Mumbai: Reserve Bank of India (RBI) governor Raghuram Rajan on Friday said the central bank is committed to bringing down high inflation, suggesting that an interest rate cut is not in the offing in the near term, even though growth remains sluggish in Asia’s third largest economy.
Rajan was speaking at the Institute for Indian Economic Studies in Tokyo.
The central bank is set to review its monetary policy on Tuesday and most economists expect Rajan to hold rates given the continuing high inflation in the economy. A cut will further spur demand and could add to inflation and inflationary expectations.
Retail inflation in April stood at 8.59% as compared with 8.31% in the previous month, even as wholesale price inflation eased to 5.2% in April from 5.7% in March.
Since he took over in September, Rajan, former chief economist at the International Monetary Fund (IMF), has hiked the key lending rate, repo, by 75 basis points (bps) to fight inflation.
One basis point is one-hundredth of a percentage point.
Addressing the need to revive growth in the Indian economy, Rajan said on Friday the big task for the new Bhartiya Janata Party (BJP)-led government in the short term is to revive growth. He added that “large expectations” have built up for India under the new government, according to Bloomberg.

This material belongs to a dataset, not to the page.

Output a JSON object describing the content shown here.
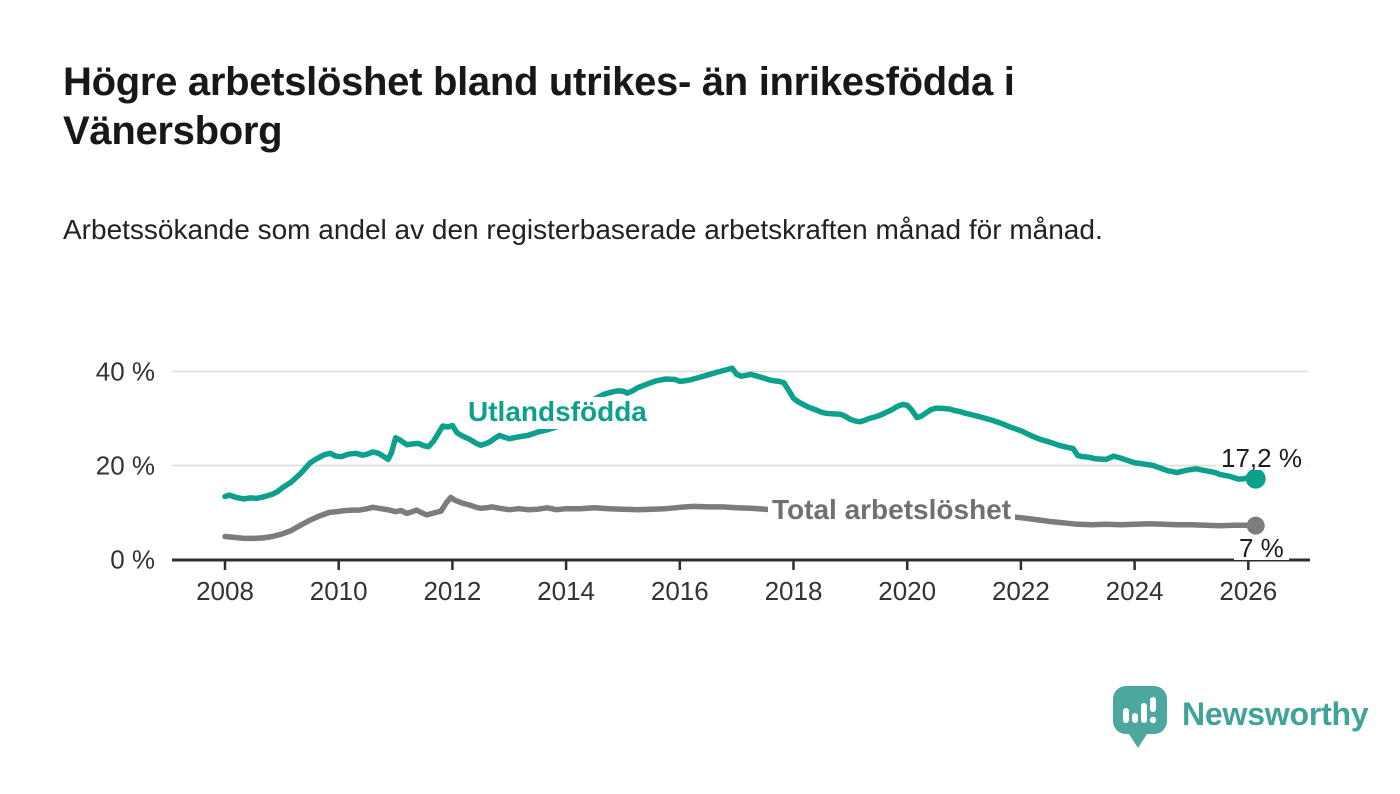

The government will release gross domestic product (GDP) growth data for the January-March quarter and for fiscal year 2013-14 on Friday. Bloomberg estimates that India’s economy grew by 4.7% in the final quarter of the year. In the December-quarter, GDP grew by 4.7% compared with 4.8% in the September quarter.
Rajan said fiscal consolidation in India is possible. The bond markets have been expecting the new government to try and narrow the fiscal deficit and hence pare the level of government borrowings.
On Friday, the benchmark 10-year bond yield fell to 8.6%, the lowest in four months. The 10-year bond yield has fallen 23 basis points since 16 May when the new government was voted into power with a majority.
Bond yields and bond prices move inversely.